Além disso, as centrais defendem que a mudança alcance o modo de produzir, consumir e distribuir riquezas. Assim, a classe trabalhadora ocupa a agenda climática global.
Ao mesmo tempo, sindicalistas vão exigir financiamento e políticas públicas permanentes para a transição justa.
Nesse sentido, dirigentes organizam debates sobre empregos, indústria, saúde, estresse térmico, energia, biodiversidade e negociação coletiva, articulando sindicatos nacionais e internacionais.
Entre 10 e 21 de novembro, Belém sedia atividades na Zona Verde, Zona Azul e na Cúpula dos Povos, ampliando a participação social na governança climática global.
Dia 12 – o Ministério do Trabalho debate “Negociação coletiva e transição justa”. Já a OIT apresenta experiências tripartites, fortalecendo o diálogo social.
Simultaneamente, Dieese e centrais debatem empregos verdes e qualificação profissional. Em outra frente, CUT e sindicatos debatem transição energética, impactos sociais e combate à pobreza.
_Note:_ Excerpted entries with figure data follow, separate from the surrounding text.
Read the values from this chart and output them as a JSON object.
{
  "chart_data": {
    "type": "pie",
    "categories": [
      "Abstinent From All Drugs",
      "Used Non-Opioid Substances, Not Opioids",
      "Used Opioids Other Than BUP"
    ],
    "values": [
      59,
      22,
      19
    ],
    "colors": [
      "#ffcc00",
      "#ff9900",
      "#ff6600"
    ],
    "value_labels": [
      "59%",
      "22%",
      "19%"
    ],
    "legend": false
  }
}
Da mesma forma, entidades como UGT, CONTAG, FUP, CTB e o movimento metalúrgico apresentam soluções para indústria, mobilidade, agricultura familiar e energia sustentável.
Na Cúpula dos Povos, lutas se conectam aos territórios. Plenárias, marchas, formação sindical, defesa do serviço público e estudos sobre impactos energéticos marcam a agenda.
Além disso, a Rede Sindical Amazônica afirma que “a Amazônia também é feita de gente”, reforçando trabalho e clima como agendas inseparáveis para o desenvolvimento.
Por fim, o movimento organiza encontros internacionais, estratégia sindical global e seminários sobre transição justa, bioeconomia, portos, empregos verdes e combate à pejotização.